Völlig zurecht, denn die Reaktion der Unternehmenslobbys auf die Debatte zeigt ja nur, dass es mit Freiwilligkeit nicht getan ist!

Warum schafft es ein Projekt wie Ethletic, seine Lieferketten zu durchleuchten? Warum ist es möglich, dennoch ein konkurrenzfähiges und nicht völlig „überteuertes“ Produkt anzubieten? Weil der Wille da ist! Weil der Profit bei uns nicht im Vordergrund steht! Marc Solterbeck, Ethletic-CEO, sagt dazu:

„Eine gute Qualiät ihrer Produkte bekommen diese Firmen hin, da steckt ein Wahnsinns-Qualitätsmanagement dahinter, das bis ins kleinste Detail perfektioniert ist. Dasselbe für die Lieferketten aufzubauen, wäre natürlich machbar, keine Frage – doch es kostet eben Geld.“

Ja, wir müssen uns finanzieren und möchten von den Erlösen mit unseren Familien leben können. Doch nicht auf Kosten anderer.

Profit zu machen auf Kosten anderer ist nach wie vor akzeptiert

Eine Selbstverständlichkeit, eigentlich. Und doch offebar so maximal schwer zu verankern in unserer Welt, in der sich das profitorientierte Denken in jeden Lebensbereich gefressen hat.

Lassen wir das nicht zu! Menschenrechte sind nicht vehandelbar. Frankreich und die Niederlande haben bereits ein Gesetz gemacht.

„Das Argument ‚es geht nicht‘ ist ja schon lange widerlegt. Das zeigen die vielen Vorreiterunternehmen, die zum Beispiel bei unserem staatlichen Textilsiegel Grüner Knopf mitmachen. Aber es kann nicht sein, dass andere ohne Rücksicht auf Menschenrechtsstandards produzieren und sich so Wettbewerbsvorteile verschaffen. Märkte brauchen klare Regeln. Von den Großen kann mir keiner erzählen, dass er nicht weiß, wie er produzieren lässt,“

konstatiert Entwicklungsminister Müller.

Eine Möglichkeit, Druck zu machen, ist eine E-Mail über Oxfam an Bundeswirtschaftsminister Peter Altmeier (CDU).

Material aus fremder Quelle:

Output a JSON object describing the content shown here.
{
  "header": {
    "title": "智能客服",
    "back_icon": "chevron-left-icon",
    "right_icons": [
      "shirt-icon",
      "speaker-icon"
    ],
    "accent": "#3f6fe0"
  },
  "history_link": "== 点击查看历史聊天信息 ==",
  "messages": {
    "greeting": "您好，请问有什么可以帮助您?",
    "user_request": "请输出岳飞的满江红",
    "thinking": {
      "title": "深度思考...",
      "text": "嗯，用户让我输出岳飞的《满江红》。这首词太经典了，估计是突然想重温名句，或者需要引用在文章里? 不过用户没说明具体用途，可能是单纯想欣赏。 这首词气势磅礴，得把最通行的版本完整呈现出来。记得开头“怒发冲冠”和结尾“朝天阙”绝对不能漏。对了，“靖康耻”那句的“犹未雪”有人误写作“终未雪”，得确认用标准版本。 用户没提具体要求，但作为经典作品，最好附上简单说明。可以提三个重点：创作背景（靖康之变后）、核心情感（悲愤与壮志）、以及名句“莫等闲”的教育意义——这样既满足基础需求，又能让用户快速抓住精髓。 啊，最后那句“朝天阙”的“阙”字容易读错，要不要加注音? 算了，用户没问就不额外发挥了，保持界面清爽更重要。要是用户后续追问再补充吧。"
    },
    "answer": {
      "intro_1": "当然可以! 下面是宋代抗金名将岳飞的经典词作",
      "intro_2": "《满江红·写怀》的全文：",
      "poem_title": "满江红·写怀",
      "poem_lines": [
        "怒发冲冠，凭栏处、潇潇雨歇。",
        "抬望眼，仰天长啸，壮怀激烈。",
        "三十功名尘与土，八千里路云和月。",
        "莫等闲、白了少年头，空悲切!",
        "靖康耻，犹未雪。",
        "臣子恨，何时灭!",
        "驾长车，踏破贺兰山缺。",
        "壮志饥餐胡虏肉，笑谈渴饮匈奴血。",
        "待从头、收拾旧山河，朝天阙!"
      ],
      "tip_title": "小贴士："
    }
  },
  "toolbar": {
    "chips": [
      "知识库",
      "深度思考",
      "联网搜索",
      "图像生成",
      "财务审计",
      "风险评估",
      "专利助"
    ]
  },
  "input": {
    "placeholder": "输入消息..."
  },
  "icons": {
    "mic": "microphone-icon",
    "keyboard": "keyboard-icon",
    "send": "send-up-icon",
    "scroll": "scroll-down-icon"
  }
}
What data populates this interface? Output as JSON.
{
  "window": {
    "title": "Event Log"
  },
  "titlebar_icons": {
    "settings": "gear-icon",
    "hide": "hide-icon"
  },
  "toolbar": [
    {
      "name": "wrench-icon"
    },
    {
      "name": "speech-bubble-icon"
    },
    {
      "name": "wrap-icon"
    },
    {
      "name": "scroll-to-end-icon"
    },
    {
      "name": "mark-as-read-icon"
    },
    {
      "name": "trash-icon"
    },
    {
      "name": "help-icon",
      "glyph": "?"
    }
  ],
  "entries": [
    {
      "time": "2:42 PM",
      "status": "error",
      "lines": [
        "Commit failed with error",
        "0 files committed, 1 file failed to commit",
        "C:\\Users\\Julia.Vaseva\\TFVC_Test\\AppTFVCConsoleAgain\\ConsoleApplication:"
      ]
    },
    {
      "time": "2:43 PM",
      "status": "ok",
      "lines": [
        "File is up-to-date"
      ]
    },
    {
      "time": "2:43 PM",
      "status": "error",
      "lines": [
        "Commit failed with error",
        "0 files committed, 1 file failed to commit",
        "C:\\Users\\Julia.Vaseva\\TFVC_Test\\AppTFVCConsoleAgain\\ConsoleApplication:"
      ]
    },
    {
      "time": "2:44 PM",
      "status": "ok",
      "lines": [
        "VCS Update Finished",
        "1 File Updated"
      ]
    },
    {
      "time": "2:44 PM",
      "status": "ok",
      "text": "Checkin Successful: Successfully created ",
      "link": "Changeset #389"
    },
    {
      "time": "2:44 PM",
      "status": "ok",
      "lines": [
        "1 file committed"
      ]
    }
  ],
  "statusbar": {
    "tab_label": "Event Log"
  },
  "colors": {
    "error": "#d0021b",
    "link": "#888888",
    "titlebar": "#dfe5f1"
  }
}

https://www.oxfam.de/mitmachen/aktionen/lieferkettengesetz-altmaier

Auch die Initiative Lieferkettengesetz, deren Petition an Angela Merkel über 222.222 Menschen unterzeichneten, bietet diese Möglichkeit an:

https://lieferkettengesetz.de/

Bleiben wir also emotional bei diesem Thema. Entscheiden wir uns für Produkte und Unternehmen, die längst andere Wege gehen. Es ist so wichtig.